Nos escritos, o filho do ex-presidente Jair Bolsonaro (PL) teria feito um panorama das lideranças estaduais que dariam palanque à sua candidatura na corrida presidencial, incluindo a chefe do Executivo pernambucano.
As anotações também sugerem um possível apoio de Raquel Lyra ao deputado federal Mendonça Filho para que ele troque o União Brasil pelo PL e dispute uma vaga ao Senado em sua chapa, consolidando a adesão do bolsonarismo ao grupo da governadora. A segunda vaga ao Senado, segundo o cenário descrito, seria destinada ao ex-prefeito de Petrolina Miguel Coelho (União Brasil), filho do ex-senador Fernando Bezerra Coelho.

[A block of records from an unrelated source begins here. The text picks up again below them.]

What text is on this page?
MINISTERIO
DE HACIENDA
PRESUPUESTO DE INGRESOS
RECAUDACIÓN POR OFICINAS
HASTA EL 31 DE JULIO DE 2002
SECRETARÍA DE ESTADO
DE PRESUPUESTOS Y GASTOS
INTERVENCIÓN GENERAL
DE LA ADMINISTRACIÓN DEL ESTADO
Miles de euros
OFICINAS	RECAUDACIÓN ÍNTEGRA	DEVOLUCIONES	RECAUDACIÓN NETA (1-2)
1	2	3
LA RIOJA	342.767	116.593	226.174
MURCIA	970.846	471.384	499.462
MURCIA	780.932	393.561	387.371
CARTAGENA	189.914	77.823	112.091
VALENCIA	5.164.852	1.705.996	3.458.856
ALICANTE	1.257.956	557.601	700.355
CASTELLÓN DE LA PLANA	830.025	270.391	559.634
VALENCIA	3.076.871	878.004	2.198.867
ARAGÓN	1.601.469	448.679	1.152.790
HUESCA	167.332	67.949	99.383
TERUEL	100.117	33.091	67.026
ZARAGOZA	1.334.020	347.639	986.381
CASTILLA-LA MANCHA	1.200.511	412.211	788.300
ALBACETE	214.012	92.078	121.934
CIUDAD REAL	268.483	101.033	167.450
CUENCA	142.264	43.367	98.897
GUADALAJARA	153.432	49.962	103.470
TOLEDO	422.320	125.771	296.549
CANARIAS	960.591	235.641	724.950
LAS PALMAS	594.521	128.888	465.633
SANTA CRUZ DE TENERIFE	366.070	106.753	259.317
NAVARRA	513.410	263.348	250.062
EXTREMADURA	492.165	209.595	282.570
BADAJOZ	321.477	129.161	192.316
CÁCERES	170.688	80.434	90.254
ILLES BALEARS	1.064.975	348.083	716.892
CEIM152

Miguel Coelho e Fernando Bezerra Coelho, assim como o deputado federal Fernando Coelho Filho, foram alvo de operação da Polícia Federal que investiga suspeitas de desvio de emendas parlamentares.
Em outro trecho, Flávio Bolsonaro teria registrado que “só Gilson não gosta” do arranjo para o Senado, em referência ao ex-ministro Gilson Machado, que deixou o PL após divergências internas e se filiou ao Podemos, devendo disputar vaga de deputado federal.
Segundo o jornal, o presidente estadual do PL, Anderson Ferreira, que era cotado para o Senado, aparece riscado nas anotações, sendo substituído pelo nome de Mendonça Filho.